Und auch im Sommer reist die Flut der Vogelgeschwader nicht ab. Um Besuchern die Einzigartigkeit der Landschaft nahe zu bringen, verläuft auf der Südseite des Sees ein Naturlehrpfad. Er beginnt an der Bockwindmühle von Prietzen und führt 1,5 Kilometer entlang der Seewiesen zu einem großen Beobachtungsturm. Auf dem Wiesenweg läuft es sich ganz entspannt durch die Brandenburger Wildnis. Wir haben Glück an diesem Tag. Das ganze südwestliche Ufer des Gülper Sees ist voll mit rastenden Vögeln.
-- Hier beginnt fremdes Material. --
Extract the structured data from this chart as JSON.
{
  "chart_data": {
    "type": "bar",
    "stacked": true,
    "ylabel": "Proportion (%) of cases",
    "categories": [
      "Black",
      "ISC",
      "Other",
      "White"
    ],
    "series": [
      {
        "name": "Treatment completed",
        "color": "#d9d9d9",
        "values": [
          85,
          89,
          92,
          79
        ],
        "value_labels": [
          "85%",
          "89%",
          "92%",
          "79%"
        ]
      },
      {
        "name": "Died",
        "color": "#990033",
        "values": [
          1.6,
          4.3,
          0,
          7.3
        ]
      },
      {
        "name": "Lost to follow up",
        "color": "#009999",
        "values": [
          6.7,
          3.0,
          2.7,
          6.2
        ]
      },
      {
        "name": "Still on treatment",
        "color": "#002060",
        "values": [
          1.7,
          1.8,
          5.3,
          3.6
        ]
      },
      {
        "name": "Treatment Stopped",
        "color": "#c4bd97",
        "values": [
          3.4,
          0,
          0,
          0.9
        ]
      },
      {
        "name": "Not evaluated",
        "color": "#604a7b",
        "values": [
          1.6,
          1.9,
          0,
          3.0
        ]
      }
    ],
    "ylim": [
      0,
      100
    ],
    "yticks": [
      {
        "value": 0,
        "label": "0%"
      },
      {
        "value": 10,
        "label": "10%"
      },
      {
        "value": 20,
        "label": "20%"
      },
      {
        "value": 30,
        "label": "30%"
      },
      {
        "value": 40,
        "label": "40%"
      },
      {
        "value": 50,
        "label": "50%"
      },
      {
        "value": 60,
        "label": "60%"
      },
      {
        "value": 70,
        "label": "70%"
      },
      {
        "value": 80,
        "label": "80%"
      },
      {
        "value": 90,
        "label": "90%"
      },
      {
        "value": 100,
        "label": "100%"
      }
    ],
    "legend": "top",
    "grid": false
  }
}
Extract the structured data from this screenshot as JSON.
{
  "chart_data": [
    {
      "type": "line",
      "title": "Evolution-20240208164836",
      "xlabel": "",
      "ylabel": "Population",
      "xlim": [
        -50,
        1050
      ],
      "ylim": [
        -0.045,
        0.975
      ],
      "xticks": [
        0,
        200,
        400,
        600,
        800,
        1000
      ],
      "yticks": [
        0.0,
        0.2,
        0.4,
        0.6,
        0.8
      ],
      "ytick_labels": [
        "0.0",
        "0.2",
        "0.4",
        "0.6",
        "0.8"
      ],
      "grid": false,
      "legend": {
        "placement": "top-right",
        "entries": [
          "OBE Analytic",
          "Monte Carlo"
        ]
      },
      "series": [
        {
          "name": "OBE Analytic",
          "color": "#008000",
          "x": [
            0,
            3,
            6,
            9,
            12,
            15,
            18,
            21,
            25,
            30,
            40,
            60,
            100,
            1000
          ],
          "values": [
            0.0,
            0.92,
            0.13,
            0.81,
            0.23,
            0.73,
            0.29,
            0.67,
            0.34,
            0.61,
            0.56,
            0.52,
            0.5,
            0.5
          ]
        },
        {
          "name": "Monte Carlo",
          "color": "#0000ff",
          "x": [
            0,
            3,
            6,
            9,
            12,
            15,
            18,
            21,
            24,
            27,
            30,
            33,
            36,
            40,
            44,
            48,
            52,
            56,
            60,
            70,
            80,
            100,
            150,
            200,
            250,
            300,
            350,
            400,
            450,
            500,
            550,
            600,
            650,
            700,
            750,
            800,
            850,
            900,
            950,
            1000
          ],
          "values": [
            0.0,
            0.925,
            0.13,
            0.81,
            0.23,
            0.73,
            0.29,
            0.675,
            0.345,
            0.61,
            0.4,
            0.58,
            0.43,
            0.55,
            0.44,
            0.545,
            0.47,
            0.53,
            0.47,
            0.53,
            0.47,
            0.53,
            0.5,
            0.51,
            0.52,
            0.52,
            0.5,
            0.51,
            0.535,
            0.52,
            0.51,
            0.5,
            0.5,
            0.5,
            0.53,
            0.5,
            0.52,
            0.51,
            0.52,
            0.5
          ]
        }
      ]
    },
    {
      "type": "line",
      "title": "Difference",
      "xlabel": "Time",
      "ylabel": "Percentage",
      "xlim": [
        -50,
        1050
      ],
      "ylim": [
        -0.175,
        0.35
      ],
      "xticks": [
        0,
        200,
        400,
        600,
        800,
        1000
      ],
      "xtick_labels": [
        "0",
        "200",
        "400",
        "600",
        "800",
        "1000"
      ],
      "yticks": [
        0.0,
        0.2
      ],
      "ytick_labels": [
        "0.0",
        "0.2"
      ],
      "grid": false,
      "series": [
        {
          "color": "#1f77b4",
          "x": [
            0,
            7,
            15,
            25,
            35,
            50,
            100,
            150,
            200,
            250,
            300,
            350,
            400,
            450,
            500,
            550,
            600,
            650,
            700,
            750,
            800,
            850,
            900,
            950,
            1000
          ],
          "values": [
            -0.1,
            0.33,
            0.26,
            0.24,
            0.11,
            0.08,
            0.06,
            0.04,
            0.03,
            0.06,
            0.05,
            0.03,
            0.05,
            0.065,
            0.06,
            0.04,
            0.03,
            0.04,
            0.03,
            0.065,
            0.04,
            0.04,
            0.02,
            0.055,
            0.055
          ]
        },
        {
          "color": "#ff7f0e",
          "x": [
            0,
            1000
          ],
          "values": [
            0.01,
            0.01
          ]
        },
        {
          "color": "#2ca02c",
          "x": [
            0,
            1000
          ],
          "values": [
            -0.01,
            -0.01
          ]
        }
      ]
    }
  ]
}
Man kann lange in einem der Aussichtstürme am Ufer sitzen und den unzähligen Vogelstimmen lauschen, die diese Landschaft beschallen.

Im Westhavelland
Tausende Wasservögel rasten auf dem Gülper See

Fliegerdorf Stölln

Wir haben jetzt auch Lust aufs Fliegen bekommen und fahren mit dem Auto ein paar Kilometer Richtung Osten nach Stölln. Dort wartet der älteste Flugplatz der Welt auf uns. Flugpionier Otto Lilienthal soll hier vor etwa 120 Jahren seine ersten Gleitversuche gemacht haben. Das Denkmal im Kreisverkehr zwischen Rhinow und Stölln zeigt, das man stolz auf das Erbe des Ingenieurs ist. Im Ort selbst kann man sich im eigens dafür gebauten Museum über das Wirken der Lilienthals informieren. Oben auf dem Gipfel vom Gollenberg, dem Hausberg von Stölln, steht die Windharfe. Die Skulptur erinnert an den 9. August 1896, als der Abenteurer Lilienthal wieder einmal in die Luft ging und von einer Windboje 17 Metern in die Tiefe und zu Tode gerissen wurde.  

Eine Lady auf dem Berg

Die wahre Sehenswürdigkeit von Stölln aber ist heute eine Lady. Sie hat eine Flügelspannweite von 43 Metern, vier Triebwerke am Heck und brachte es auf eine Flughöhe von 13 Kilometern. Sie konnte mit einer Tankfüllung fast zehntausend Kilometer weit fliegen und hört auf den Namen Agnes. Die ehemalige Interflug-Maschine aus der DDR steht mitten auf dem Acker hoch über dem Ort Stölln und hat sich seit ihrer spektakulären Landung 1989 zu einem Besuchermagnet entwickelt. Agnes, so hieß übrigens die Ehefrau von Luftfahrtpionier Lilienthal. 

Im Westhavelland
Ein Rundgang durch die Maschine darf natürlich nicht fehlen.

Im Westhavelland
Eine Ausstellung im inneren des Flugzeuges erzählt die Geschichte der Luftfahrt in der DDR

Die Piloten Heinz-Dieter Kallbach, Peter Bley, Bordingenieur Ulrich Müller und Navigator Rudolf Döge werden heute noch wie die Götter verehrt, nachdem sie im Oktober 1989 in Berlin-Schönefeld abhoben und den rotweiß-lackierten Veteranen wenige Flugminuten später sicher auf der Stöllner Bergwiese landeten. Seitdem steht der alte Flugvogel sicher auf seinen Rädern und erzählt Besuchern in einer Ausstellung an Board von den Erlebnissen aus einer längst vergangenen Zeit. Die wiederum haben es sich nach der Führung an diesem Sommertag draußen auf Stühlen rund um die Interflugmaschine gemütlich gemacht und lauschen einem einheimischen Liedermacher. Der steht auf dem linken Flügel der Lady Agnes in luftiger Höhe und interpretiert Reinhard Mays Lied „Über den Wolken muss die Freiheit wohl Grenzen los sein“. Und so manch Zuhörer schaut irgendwie verträumt am Flugzeug Lady Agnes vorbei den Berg hinab in die grenzenlose Weite des Westhavellandes.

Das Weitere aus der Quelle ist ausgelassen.